Il n'est pas étonnant que la Russie considère également les millions de Nord-Africains et d'Arabes qui ont manifesté pendant le printemps arabe depuis 2010 comme des instruments des États-Unis et de l'Europe. De cette manière, le Kremlin insinue que les masses de ces pays ne peuvent pas s'indigner par elles-mêmes, mais que leurs revendications (économiques, démocratiques, ou les deux) répondent en réalité à des intérêts pervers à Paris, Londres ou Washington.
La conclusion est claire : ce qui se passe dans des pays comme le Kazakhstan, l'Égypte ou le Belarus ne peut pas être expliqué exclusivement par un cadrage développé dans d'autres pays et selon un récit pré-établi pour la commodité du public.

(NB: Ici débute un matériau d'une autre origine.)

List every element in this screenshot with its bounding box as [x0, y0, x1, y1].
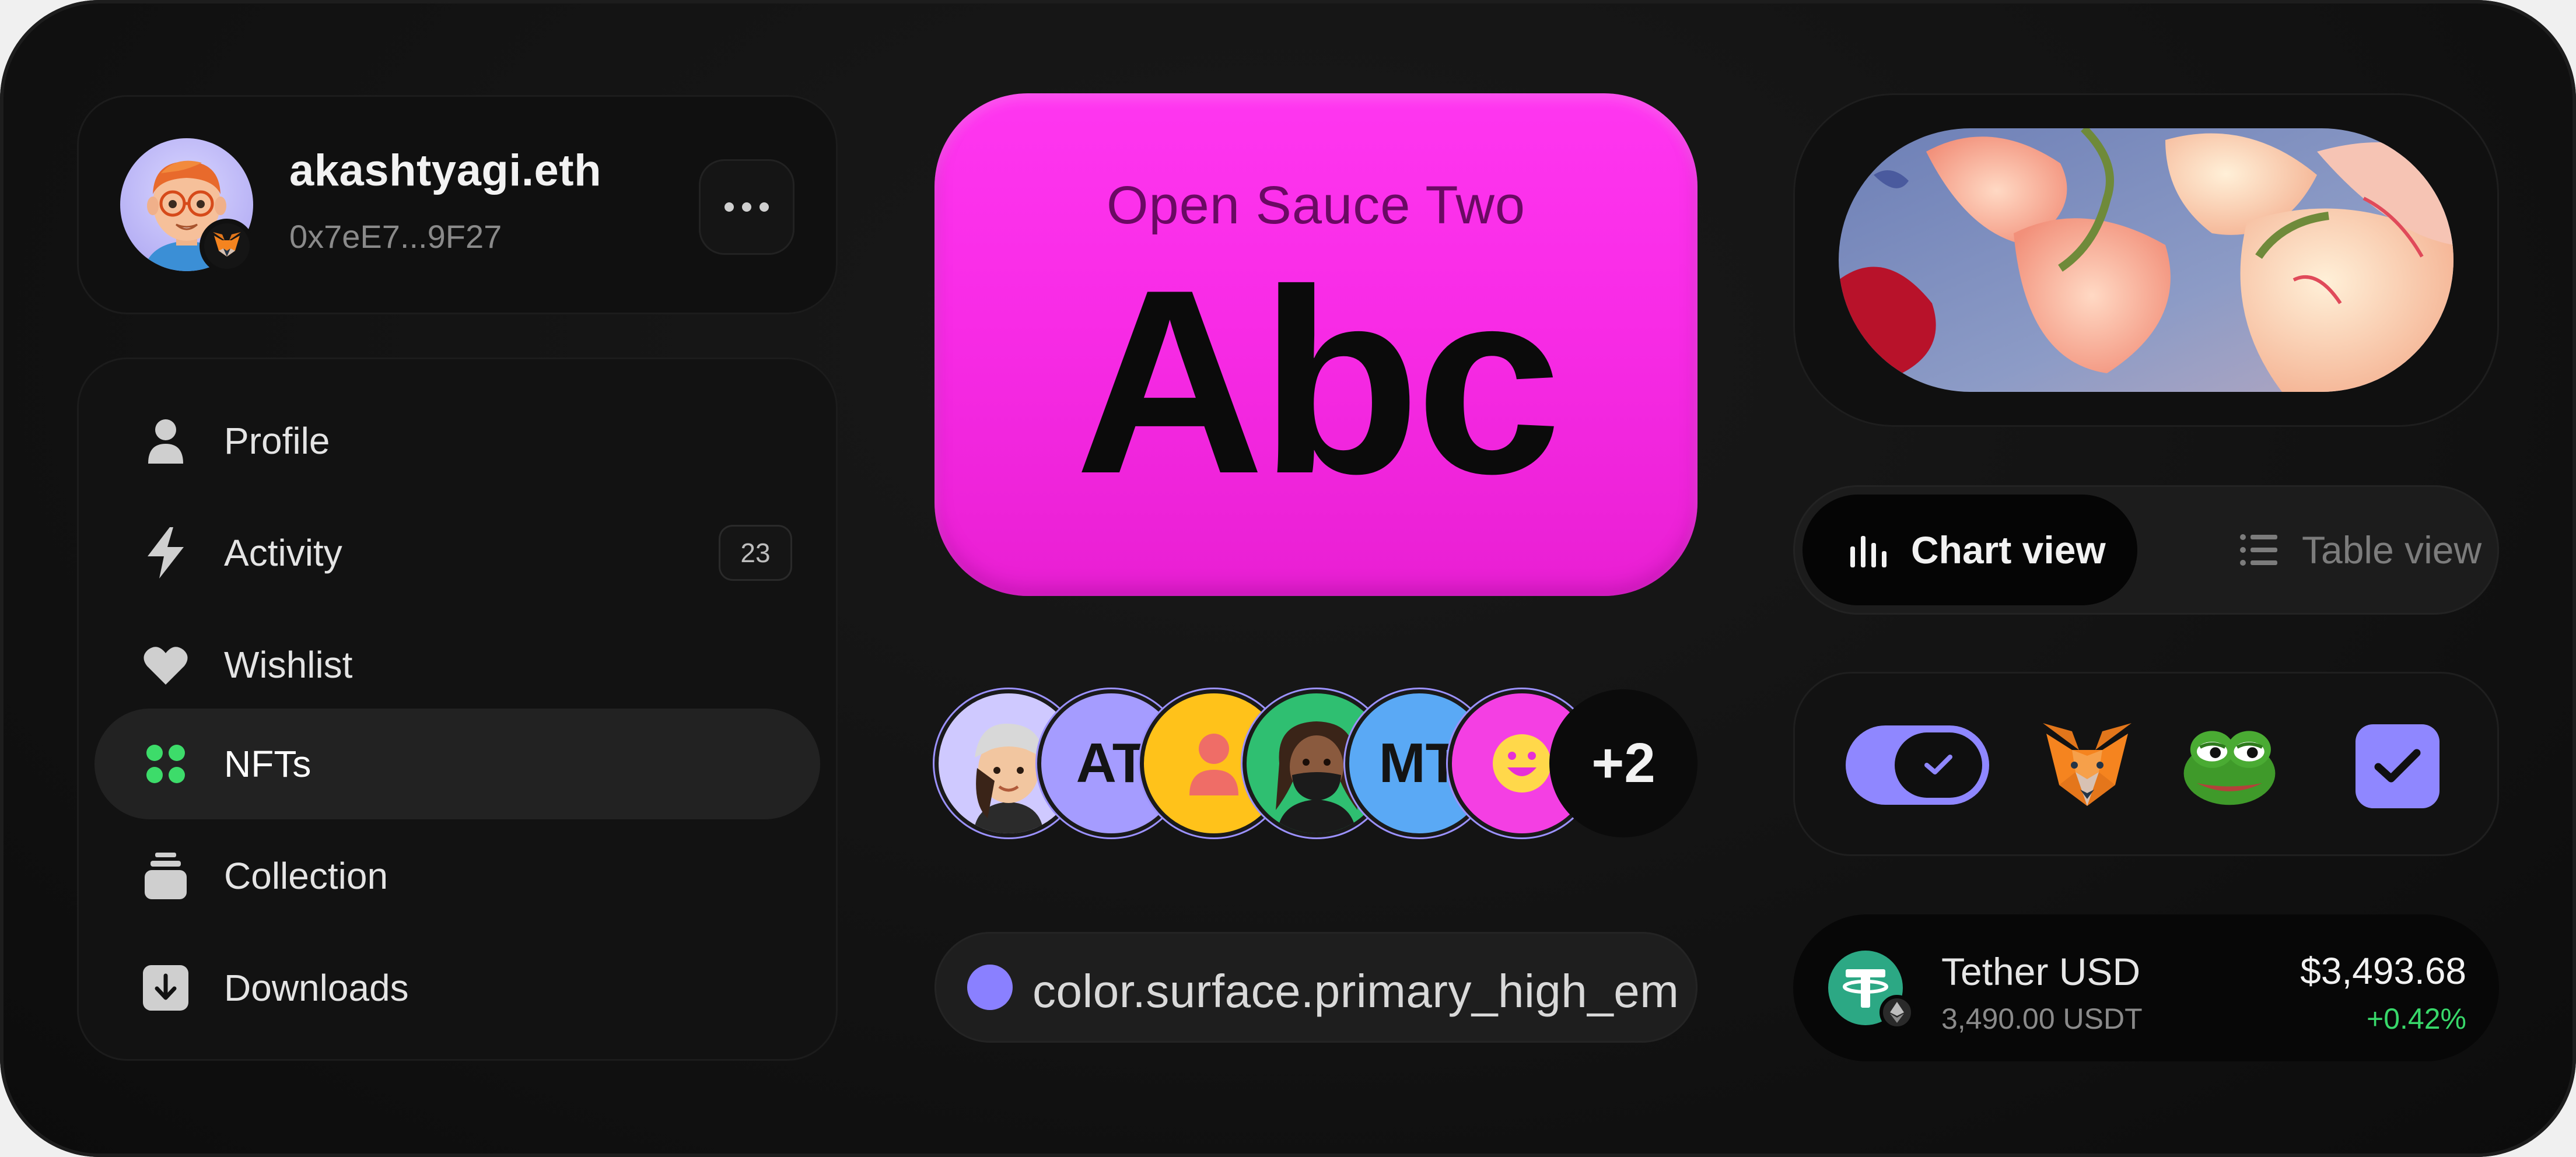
heart-icon	[142, 641, 189, 688]
count-badge: 23	[719, 525, 792, 581]
sidebar-item-label: Activity	[224, 532, 342, 574]
avatar-overflow-count[interactable]: +2	[1549, 689, 1698, 837]
asset-value: $3,493.68	[2300, 950, 2466, 992]
image-card[interactable]	[1793, 93, 2499, 427]
avatar-group[interactable]: AT MT +2	[935, 689, 1698, 837]
app-window: akashtyagi.eth 0x7eE7...9F27 Profile Act…	[0, 0, 2576, 1157]
checkbox[interactable]	[2356, 724, 2440, 808]
metamask-fox-icon[interactable]	[2038, 717, 2136, 815]
font-sample-text: Abc	[1074, 236, 1562, 528]
chart-view-tab[interactable]: Chart view	[1803, 495, 2137, 605]
lightning-icon	[142, 527, 189, 578]
sidebar-item-label: NFTs	[224, 743, 312, 785]
color-token-name: color.surface.primary_high_em	[1032, 965, 1679, 1017]
more-horizontal-icon	[724, 202, 734, 212]
font-preview-card[interactable]: Open Sauce Two Abc	[935, 93, 1698, 596]
controls-card	[1793, 672, 2499, 856]
sidebar-item-collection[interactable]: Collection	[94, 821, 820, 931]
download-icon	[142, 965, 189, 1011]
sidebar-item-nfts[interactable]: NFTs	[94, 709, 820, 819]
asset-name: Tether USD	[1941, 950, 2141, 993]
sidebar-item-label: Collection	[224, 855, 388, 897]
profile-card[interactable]: akashtyagi.eth 0x7eE7...9F27	[77, 95, 838, 314]
toggle-switch[interactable]	[1846, 725, 1989, 805]
bar-chart-icon	[1849, 531, 1887, 569]
font-name: Open Sauce Two	[1106, 176, 1526, 235]
sidebar-item-label: Downloads	[224, 967, 409, 1009]
username: akashtyagi.eth	[289, 146, 601, 195]
sidebar-item-label: Profile	[224, 420, 330, 462]
asset-change: +0.42%	[2367, 1002, 2466, 1035]
check-icon	[1895, 732, 1982, 798]
list-icon	[2240, 531, 2277, 569]
user-icon	[142, 418, 189, 464]
color-token-pill[interactable]: color.surface.primary_high_em	[935, 932, 1698, 1043]
wallet-address[interactable]: 0x7eE7...9F27	[289, 218, 502, 255]
view-toggle: Chart view Table view	[1793, 485, 2499, 615]
stack-icon	[142, 853, 189, 899]
more-options-button[interactable]	[699, 159, 794, 255]
color-swatch	[967, 965, 1013, 1010]
tab-label: Table view	[2302, 528, 2482, 572]
sidebar-item-profile[interactable]: Profile	[94, 385, 820, 496]
sidebar-item-label: Wishlist	[224, 644, 353, 686]
pepe-frog-icon[interactable]	[2180, 717, 2278, 815]
sidebar-item-activity[interactable]: Activity 23	[94, 497, 820, 608]
grid-dots-icon	[142, 741, 189, 787]
table-view-tab[interactable]: Table view	[2182, 495, 2491, 605]
check-icon	[2374, 749, 2421, 783]
sidebar-item-downloads[interactable]: Downloads	[94, 932, 820, 1043]
flower-photo	[1839, 128, 2454, 392]
sidebar-nav: Profile Activity 23 Wishlist NFTs Collec…	[77, 357, 838, 1061]
asset-amount: 3,490.00 USDT	[1941, 1002, 2143, 1035]
asset-row[interactable]: Tether USD 3,490.00 USDT $3,493.68 +0.42…	[1793, 914, 2499, 1061]
tab-label: Chart view	[1911, 528, 2106, 572]
ethereum-icon	[1880, 995, 1915, 1030]
sidebar-item-wishlist[interactable]: Wishlist	[94, 609, 820, 720]
metamask-fox-icon	[200, 219, 254, 274]
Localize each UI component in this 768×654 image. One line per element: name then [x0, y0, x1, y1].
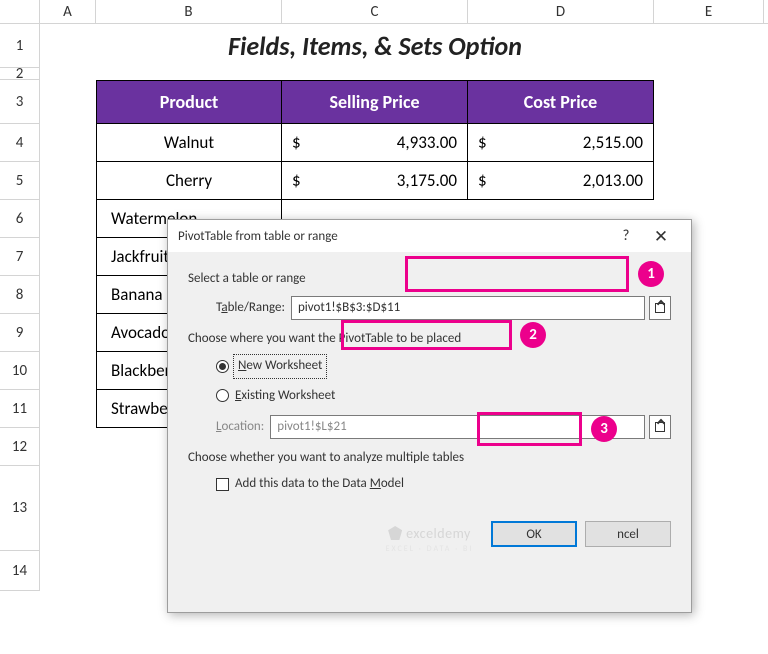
radio-existing-worksheet[interactable]: [216, 389, 229, 402]
table-row: Walnut $4,933.00 $2,515.00: [96, 124, 654, 162]
dialog-footer: OK ncel: [168, 511, 691, 563]
cell-selling[interactable]: $4,933.00: [282, 124, 468, 162]
table-header-row: Product Selling Price Cost Price: [96, 80, 654, 124]
datamodel-checkbox[interactable]: [216, 478, 229, 491]
ok-button[interactable]: OK: [491, 521, 577, 547]
dialog-close-button[interactable]: ✕: [641, 226, 681, 247]
row-header-10[interactable]: 10: [0, 352, 40, 390]
datamodel-row: Add this data to the Data Model: [216, 475, 671, 493]
cell-product[interactable]: Cherry: [96, 162, 282, 200]
dialog-title-text: PivotTable from table or range: [178, 229, 611, 244]
tablerange-input[interactable]: pivot1!$B$3:$D$11: [291, 296, 645, 320]
range-selector-icon: [655, 303, 665, 313]
row-header-5[interactable]: 5: [0, 162, 40, 200]
cell-selling[interactable]: $3,175.00: [282, 162, 468, 200]
row-header-6[interactable]: 6: [0, 200, 40, 238]
tablerange-label: Table/Range:: [216, 299, 285, 317]
cell-cost[interactable]: $2,013.00: [468, 162, 654, 200]
table-row: Cherry $3,175.00 $2,013.00: [96, 162, 654, 200]
callout-badge-3: 3: [591, 416, 617, 442]
row-header-4[interactable]: 4: [0, 124, 40, 162]
radio-existing-worksheet-label[interactable]: Existing Worksheet: [235, 387, 335, 405]
row-header-12[interactable]: 12: [0, 428, 40, 466]
dialog-help-button[interactable]: ?: [611, 227, 641, 245]
col-header-C[interactable]: C: [282, 0, 468, 23]
select-all-corner[interactable]: [0, 0, 40, 23]
row-header-11[interactable]: 11: [0, 390, 40, 428]
col-header-E[interactable]: E: [654, 0, 764, 23]
collapse-range-button[interactable]: [649, 296, 671, 320]
pivottable-dialog: PivotTable from table or range ? ✕ Selec…: [167, 219, 692, 613]
row-header-14[interactable]: 14: [0, 551, 40, 591]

Déformer la réalité de ce qui s'est passé dans les rues d'Almaty, de Tunis ou de Minsk d'une manière qui puisse être mieux vendue aux publics de Russie, d'Europe ou des États-Unis est non seulement mensonger, mais ignore également une série de demandes légitimes qui sont intimement liées au contexte des pays en développement, et efface par conséquent les idiosyncrasies de ces pays et l'autonomie même des personnes qui provoquent ces protestations.